Having little education, Walter suggests that Beneatha should settle down with her wealthy suitor, George Murchison, and forget about native African Joseph Assagai.

As Lena, gifted actress and educator Vivian Gist Spencer all but owns the leading role in a charismatic performance conveying emotions ranging from warm devotion to her family to unleashed torrents of pent-up anger. At times, Spencer seems like a classic Greek tragedian in a housedress.

The central figure of Walter is brilliantly played by David "King" Hinton, delivering a moving, passionate portrayal of this frustrated man, who continues to dream. In a particularly joyous scene, Hinton's Walter breaks into a loose-jointed rhythmic parody of his sister's African dance.
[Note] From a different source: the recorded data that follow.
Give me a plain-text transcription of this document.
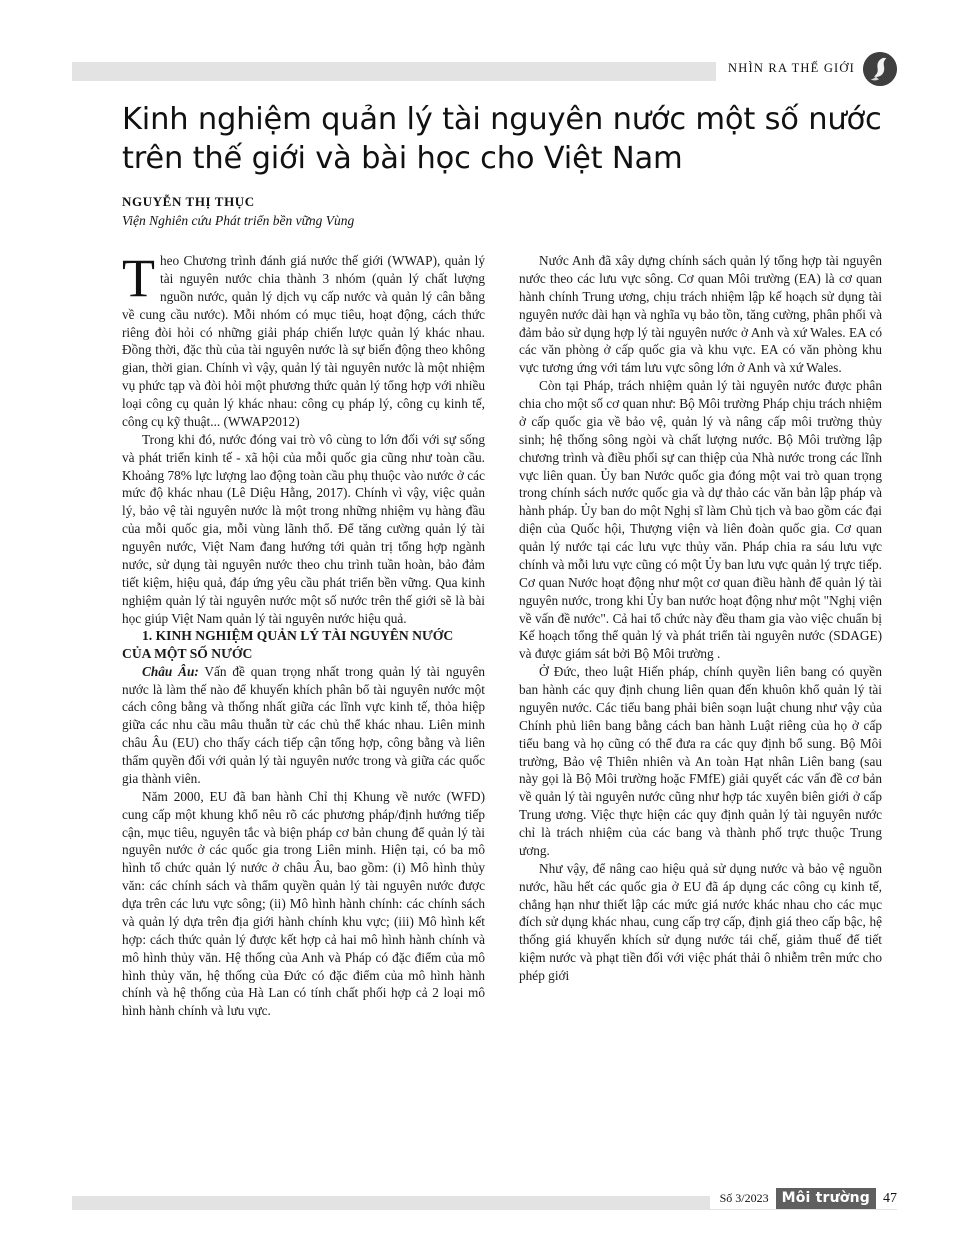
NHÌN RA THẾ GIỚI
Kinh nghiệm quản lý tài nguyên nước một số nước
trên thế giới và bài học cho Việt Nam
NGUYỄN THỊ THỤC
Viện Nghiên cứu Phát triển bền vững Vùng

Theo Chương trình đánh giá nước thế giới (WWAP), quản lý tài nguyên nước chia thành 3 nhóm (quản lý chất lượng nguồn nước, quản lý dịch vụ cấp nước và quản lý cân bằng về cung cầu nước). Mỗi nhóm có mục tiêu, hoạt động, cách thức riêng đòi hỏi có những giải pháp chiến lược quản lý khác nhau. Đồng thời, đặc thù của tài nguyên nước là sự biến động theo không gian, thời gian. Chính vì vậy, quản lý tài nguyên nước là một nhiệm vụ phức tạp và đòi hỏi một phương thức quản lý tổng hợp với nhiều loại công cụ quản lý khác nhau: công cụ pháp lý, công cụ kinh tế, công cụ kỹ thuật... (WWAP2012)

Trong khi đó, nước đóng vai trò vô cùng to lớn đối với sự sống và phát triển kinh tế - xã hội của mỗi quốc gia cũng như toàn cầu. Khoảng 78% lực lượng lao động toàn cầu phụ thuộc vào nước ở các mức độ khác nhau (Lê Diệu Hằng, 2017). Chính vì vậy, việc quản lý, bảo vệ tài nguyên nước là một trong những nhiệm vụ hàng đầu của mỗi quốc gia, mỗi vùng lãnh thổ. Để tăng cường quản lý tài nguyên nước, Việt Nam đang hướng tới quản trị tổng hợp ngành nước, sử dụng tài nguyên nước theo chu trình tuần hoàn, bảo đảm tiết kiệm, hiệu quả, đáp ứng yêu cầu phát triển bền vững. Qua kinh nghiệm quản lý tài nguyên nước một số nước trên thế giới sẽ là bài học giúp Việt Nam quản lý tài nguyên nước hiệu quả.

1. KINH NGHIỆM QUẢN LÝ TÀI NGUYÊN NƯỚC
CỦA MỘT SỐ NƯỚC

Châu Âu: Vấn đề quan trọng nhất trong quản lý tài nguyên nước là làm thế nào để khuyến khích phân bổ tài nguyên nước một cách công bằng và thống nhất giữa các lĩnh vực kinh tế, thỏa hiệp giữa các nhu cầu mâu thuẫn từ các chủ thể khác nhau. Liên minh châu Âu (EU) cho thấy cách tiếp cận tổng hợp, công bằng và liên thẩm quyền đối với quản lý tài nguyên nước trong và giữa các quốc gia thành viên.

Năm 2000, EU đã ban hành Chỉ thị Khung về nước (WFD) cung cấp một khung khổ nêu rõ các phương pháp/định hướng tiếp cận, mục tiêu, nguyên tắc và biện pháp cơ bản chung để quản lý tài nguyên nước ở các quốc gia trong Liên minh. Hiện tại, có ba mô hình tổ chức quản lý nước ở châu Âu, bao gồm: (i) Mô hình thủy văn: các chính sách và thẩm quyền quản lý tài nguyên nước được dựa trên các lưu vực sông; (ii) Mô hình hành chính: các chính sách và quản lý dựa trên địa giới hành chính khu vực; (iii) Mô hình kết hợp: cách thức quản lý được kết hợp cả hai mô hình hành chính và mô hình thủy văn. Hệ thống của Anh và Pháp có đặc điểm của mô hình thủy văn, hệ thống của Đức có đặc điểm của mô hình hành chính và hệ thống của Hà Lan có tính chất phối hợp cả 2 loại mô hình hành chính và lưu vực.

Nước Anh đã xây dựng chính sách quản lý tổng hợp tài nguyên nước theo các lưu vực sông. Cơ quan Môi trường (EA) là cơ quan hành chính Trung ương, chịu trách nhiệm lập kế hoạch sử dụng tài nguyên nước dài hạn và nghĩa vụ bảo tồn, tăng cường, phân phối và đảm bảo sử dụng hợp lý tài nguyên nước ở Anh và xứ Wales. EA có các văn phòng ở cấp quốc gia và khu vực. EA có văn phòng khu vực tương ứng với tám lưu vực sông lớn ở Anh và xứ Wales.

Còn tại Pháp, trách nhiệm quản lý tài nguyên nước được phân chia cho một số cơ quan như: Bộ Môi trường Pháp chịu trách nhiệm ở cấp quốc gia về bảo vệ, quản lý và nâng cấp môi trường thủy sinh; hệ thống sông ngòi và chất lượng nước. Bộ Môi trường lập chương trình và điều phối sự can thiệp của Nhà nước trong các lĩnh vực liên quan. Ủy ban Nước quốc gia đóng một vai trò quan trọng trong chính sách nước quốc gia và dự thảo các văn bản lập pháp và hành pháp. Ủy ban do một Nghị sĩ làm Chủ tịch và bao gồm các đại diện của Quốc hội, Thượng viện và liên đoàn quốc gia. Cơ quan quản lý nước tại các lưu vực thủy văn. Pháp chia ra sáu lưu vực chính và mỗi lưu vực cũng có một Ủy ban lưu vực quản lý trực tiếp. Cơ quan Nước hoạt động như một cơ quan điều hành để quản lý tài nguyên nước, trong khi Ủy ban nước hoạt động như một "Nghị viện về vấn đề nước". Cả hai tổ chức này đều tham gia vào việc chuẩn bị Kế hoạch tổng thể quản lý và phát triển tài nguyên nước (SDAGE) và được giám sát bởi Bộ Môi trường .

Ở Đức, theo luật Hiến pháp, chính quyền liên bang có quyền ban hành các quy định chung liên quan đến khuôn khổ quản lý tài nguyên nước. Các tiểu bang phải biên soạn luật chung như vậy của Chính phủ liên bang bằng cách ban hành Luật riêng của họ ở cấp tiểu bang và họ cũng có thể đưa ra các quy định bổ sung. Bộ Môi trường, Bảo vệ Thiên nhiên và An toàn Hạt nhân Liên bang (sau này gọi là Bộ Môi trường hoặc FMfE) giải quyết các vấn đề cơ bản về quản lý tài nguyên nước cũng như hợp tác xuyên biên giới ở cấp Trung ương. Việc thực hiện các quy định quản lý tài nguyên nước chỉ là trách nhiệm của các bang và thành phố trực thuộc Trung ương.

Như vậy, để nâng cao hiệu quả sử dụng nước và bảo vệ nguồn nước, hầu hết các quốc gia ở EU đã áp dụng các công cụ kinh tế, chẳng hạn như thiết lập các mức giá nước khác nhau cho các mục đích sử dụng khác nhau, cung cấp trợ cấp, định giá theo cấp bậc, hệ thống giá khuyến khích sử dụng nước tái chế, giảm thuế để tiết kiệm nước và phạt tiền đối với việc phát thải ô nhiễm trên mức cho phép giới

Số 3/2023 Môi trường 47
Deeply attuned to the rich cadence of Hansberry's dialogue, Hinton turns it into classic poetry with a distinctive all-American jazz beat.

As Beneatha, Anne Arundel Community College student Ramica Creek delivers a compelling portrait of a sharp, ambitious young woman who knows what she wants but retains a genuine warmth.

Jakema Jackson, a trained dancer who is set to start AACC's physician assistant program this summer, gives a convincing portrayal of Walter's wife who takes in ironing to help with family finances.

All other supporting players offer top-notch performances.

"A Raisin in the Sun" continues with a 7:30 performance tonight, 8 p.m. shows tomorrow and Saturday, and a 2 p.m. performance Sunday. Reservations: 410-777-2457.